Liputan6.com, Berlin - Hasil penelitian yang dirilis oleh German Institute of Economics pada Selasa (21/2/2023), mengungkapkan bahwa perang Ukraina merugikan ekonomi global lebih dari US$ 1,6 triliun atau sekitar Rp24.344 triliun pada tahun 2022.
Penelitian yang sama menyebutkan bahwa kerugian global dapat mencapai US$ 1 triliun lagi atau lebih pada tahun 2023. Demikian seperti dikutip dari Anadolu, Rabu (22/2).
Advertisement
Model penghitungan lembaga ini didasarkan pada Produk Domestik Bruto (PDB). Sementara itu, proyeksi ekonomi global IMF disebut menjadi dasar perhitungan dan estimasi.
Untuk mencapai hasil penelitian tersebut, perkembangan aktual PDB pada tahun 2022 dan perkiraan untuk tahun 2023 dibandingkan dengan perkembangan yang diharapkan semula pada akhir tahun 2021 tanpa perang Ukraina.
"Perang telah menyebabkan gangguan pasokan dan produksi di seluruh dunia," ungkap studi tersebut. "Biaya energi meroket. Inflasi meningkat tajam di mana-mana, mengurangi daya beli."
"Mengingat prospek ekonomi yang tidak pasti, kenaikan biaya pembiayaan akibat kenaikan suku bunga di seluruh dunia dan kenaikan biaya modal, perusahaan di seluruh dunia menahan investasi mereka."
Untuk tahun ini, penulis studi memperkirakan kerugian absolut akan sedikit lebih rendah dibanding tahun 2022. Alasannya adalah karena adanya pelonggaran pasar bahan baku dan energi global.

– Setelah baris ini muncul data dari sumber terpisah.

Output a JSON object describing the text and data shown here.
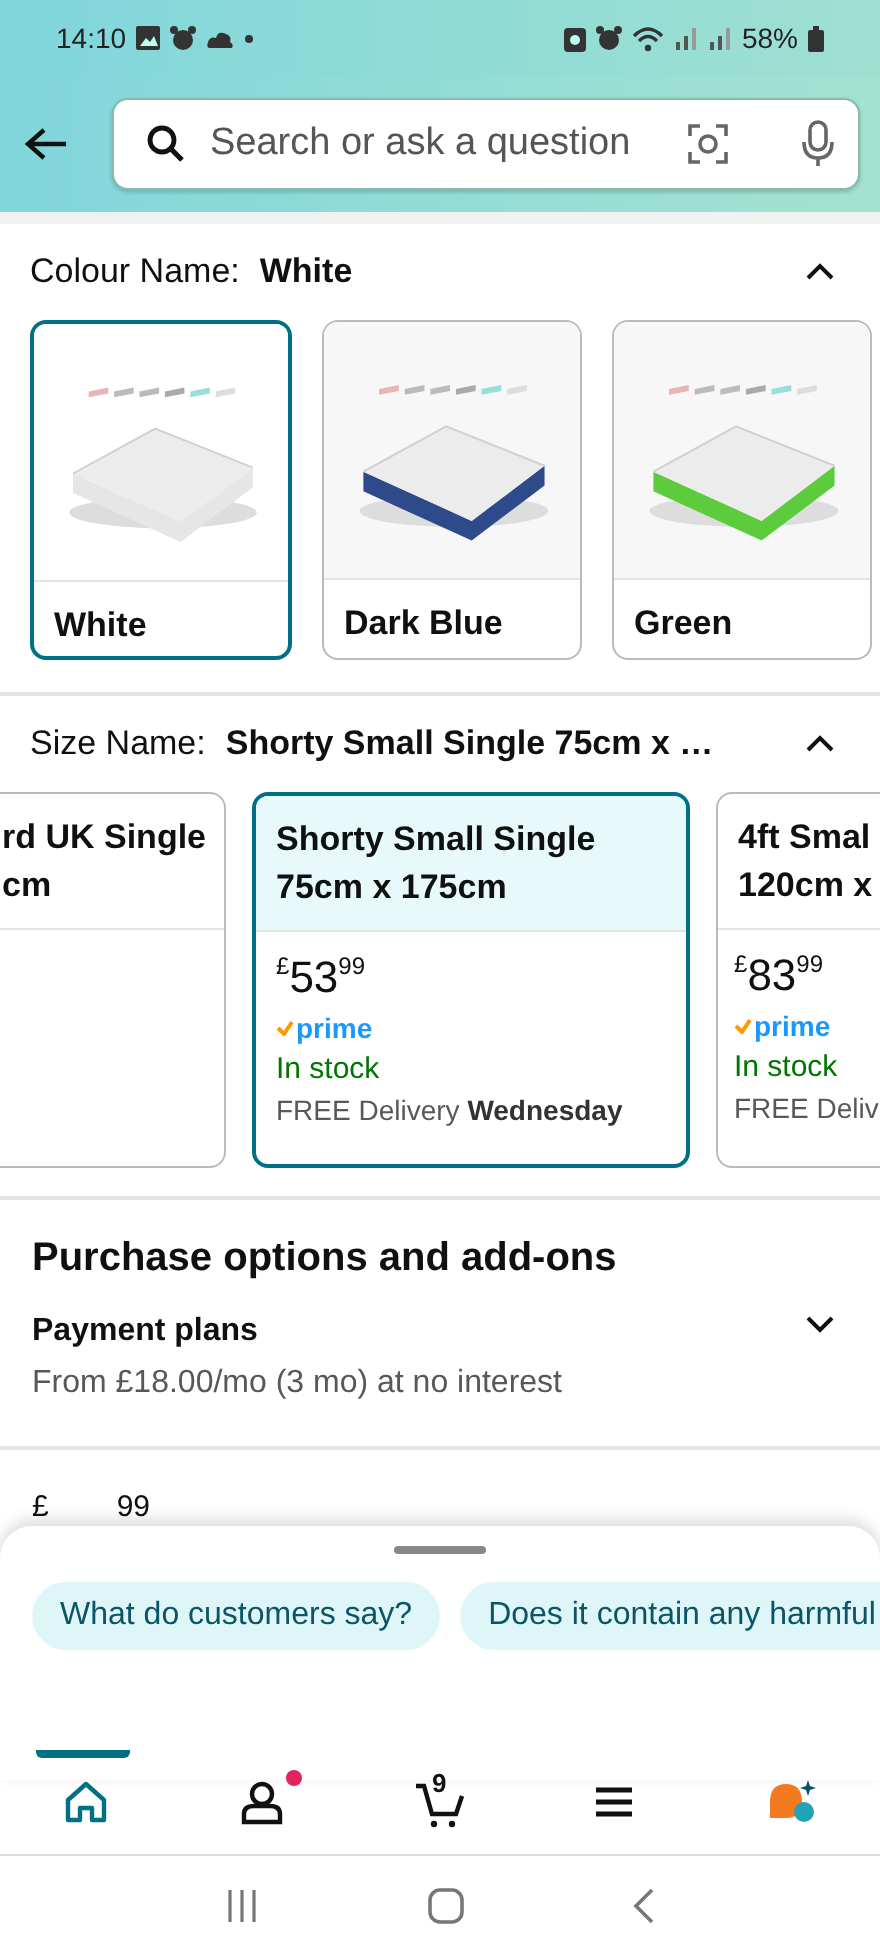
{
  "status_bar": {
    "time": "14:10",
    "battery": "58%"
  },
  "search": {
    "placeholder": "Search or ask a question"
  },
  "colour": {
    "label": "Colour Name:",
    "value": "White",
    "expanded": true,
    "options": [
      {
        "name": "White",
        "selected": true,
        "color": "#e6e6e6"
      },
      {
        "name": "Dark Blue",
        "selected": false,
        "color": "#2f4a8a"
      },
      {
        "name": "Green",
        "selected": false,
        "color": "#5ccb3c"
      }
    ]
  },
  "size": {
    "label": "Size Name:",
    "value": "Shorty Small Single 75cm x …",
    "expanded": true,
    "options": [
      {
        "lines": [
          "rd UK Single",
          "cm"
        ],
        "selected": false
      },
      {
        "lines": [
          "Shorty Small Single",
          "75cm x 175cm"
        ],
        "selected": true,
        "price": {
          "currency": "£",
          "whole": "53",
          "fraction": "99"
        },
        "prime": "prime",
        "stock": "In stock",
        "delivery": "FREE Delivery **Wednesday**"
      },
      {
        "lines": [
          "4ft Smal",
          "120cm x"
        ],
        "selected": false,
        "price": {
          "currency": "£",
          "whole": "83",
          "fraction": "99"
        },
        "prime": "prime",
        "stock": "In stock",
        "delivery": "FREE Deliv"
      }
    ]
  },
  "purchase": {
    "title": "Purchase options and add-ons",
    "items": [
      {
        "title": "Payment plans",
        "detail": "From £18.00/mo (3 mo) at no interest",
        "expanded": false
      }
    ]
  },
  "price_peek": {
    "currency": "£",
    "fraction": "99"
  },
  "chips": [
    "What do customers say?",
    "Does it contain any harmful"
  ],
  "nav": [
    {
      "kind": "home",
      "selected": true
    },
    {
      "kind": "account",
      "selected": false,
      "badge": true
    },
    {
      "kind": "cart",
      "selected": false,
      "count": "9"
    },
    {
      "kind": "menu",
      "selected": false
    },
    {
      "kind": "assistant",
      "selected": false
    }
  ]
}
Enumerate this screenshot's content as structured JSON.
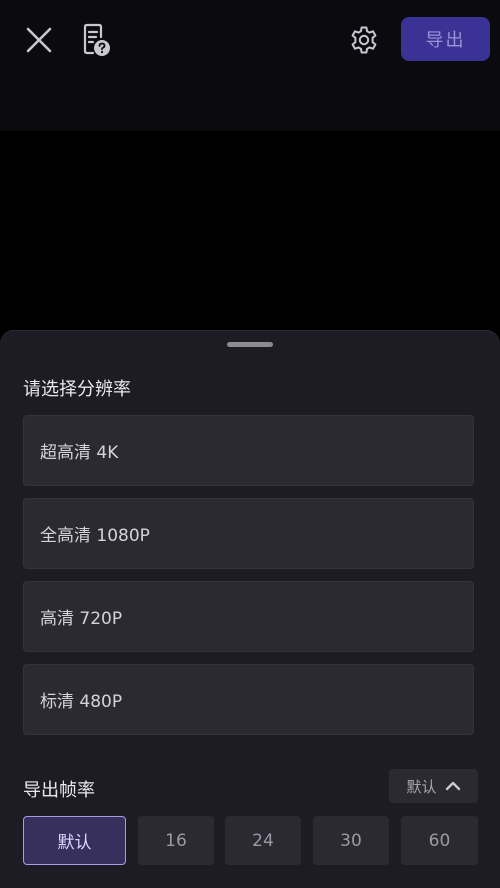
{
  "topbar": {
    "icons": {
      "close": "close-icon",
      "help": "document-question-icon",
      "settings": "gear-icon"
    },
    "export_label": "导出"
  },
  "resolution": {
    "title": "请选择分辨率",
    "options": [
      {
        "label": "超高清 4K"
      },
      {
        "label": "全高清 1080P"
      },
      {
        "label": "高清 720P"
      },
      {
        "label": "标清 480P"
      }
    ]
  },
  "frame_rate": {
    "title": "导出帧率",
    "toggle_label": "默认",
    "options": [
      {
        "label": "默认",
        "selected": true
      },
      {
        "label": "16"
      },
      {
        "label": "24"
      },
      {
        "label": "30"
      },
      {
        "label": "60"
      }
    ]
  },
  "colors": {
    "accent": "#3a3294",
    "selected_border": "#a99be6",
    "sheet_bg": "#1d1c24",
    "option_bg": "#2b2a33"
  }
}
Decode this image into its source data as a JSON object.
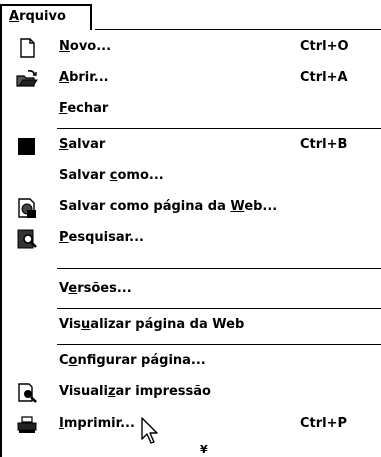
{
  "menu": {
    "title": "Arquivo",
    "title_mnemonic": "A",
    "title_rest": "rquivo",
    "items": [
      {
        "pre": "",
        "mn": "N",
        "post": "ovo...",
        "shortcut": "Ctrl+O",
        "icon": "new-document-icon"
      },
      {
        "pre": "",
        "mn": "A",
        "post": "brir...",
        "shortcut": "Ctrl+A",
        "icon": "open-folder-icon"
      },
      {
        "pre": "",
        "mn": "F",
        "post": "echar",
        "shortcut": "",
        "icon": ""
      },
      {
        "pre": "",
        "mn": "S",
        "post": "alvar",
        "shortcut": "Ctrl+B",
        "icon": "save-icon"
      },
      {
        "pre": "Salvar ",
        "mn": "c",
        "post": "omo...",
        "shortcut": "",
        "icon": ""
      },
      {
        "pre": "Salvar como página da ",
        "mn": "W",
        "post": "eb...",
        "shortcut": "",
        "icon": "save-as-web-icon"
      },
      {
        "pre": "",
        "mn": "P",
        "post": "esquisar...",
        "shortcut": "",
        "icon": "search-file-icon"
      },
      {
        "pre": "V",
        "mn": "e",
        "post": "rsões...",
        "shortcut": "",
        "icon": ""
      },
      {
        "pre": "Vis",
        "mn": "u",
        "post": "alizar página da Web",
        "shortcut": "",
        "icon": ""
      },
      {
        "pre": "C",
        "mn": "o",
        "post": "nfigurar página...",
        "shortcut": "",
        "icon": ""
      },
      {
        "pre": "Visuali",
        "mn": "z",
        "post": "ar impressão",
        "shortcut": "",
        "icon": "print-preview-icon"
      },
      {
        "pre": "",
        "mn": "I",
        "post": "mprimir...",
        "shortcut": "Ctrl+P",
        "icon": "printer-icon"
      }
    ],
    "expand_glyph": "¥"
  }
}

Eks Dubes AS: Rusia Menolak Pembicaraan Konstruktif
Mantan duta besar Amerika Serikat (AS) untuk Rusia John Sullivan mengungkapkan bagaimana rasanya mencoba bernegosiasi dengan Kremlin dan mengapa Presiden Vladimir Putin tidak akan menyerah begitu saja di Ukraina.
"Mereka menuntut jaminan keamanan untuk Rusia, tetapi tidak mau berbicara secara konstruktif tentang keamanan untuk Ukraina. Mereka tidak pernah bergerak melampaui pokok pembicaraan mereka," klaim Sullivan.
Dalam pidatonya pada Selasa, Putin mengulangi pandangannya bahwa Barat telah memulai perang, bahwa Barat menggunakan Ukraina untuk mencoba menimbulkan "kekalahan strategis" di Moskow, dan bahwa Rusia, bukan Ukraina, yang tengah berjuang untuk mempertahankan eksistensinya.
Sullivan mengatakan, tujuan invasi Rusia ke Ukraina, yaitu untuk "menghapus pengaruh Nazi" dan "demiliterisasi". Eks dubes AS itu kemudian menafsirkannya sebagai "menghapus pemerintah di Kyiv dan menaklukkan rakyat Ukraina".
"Dia (Putin) tidak dapat memiliki pemerintahan yang dipilih secara demokratis, terutama yang dipimpin oleh Presiden (Volodymyr) Zelensky, di Kyiv," kata Sullivan. "Dia tidak akan pernah puas selama pemerintahan itu ada karena dia menganggapnya sebagai ancaman bagi Rusia dan visinya tentang negara Rusia yang lebih besar yang dia coba ciptakan."
Advertisement
Jadi, Apa yang Dibutuhkan Putin untuk Menghentikan Perang?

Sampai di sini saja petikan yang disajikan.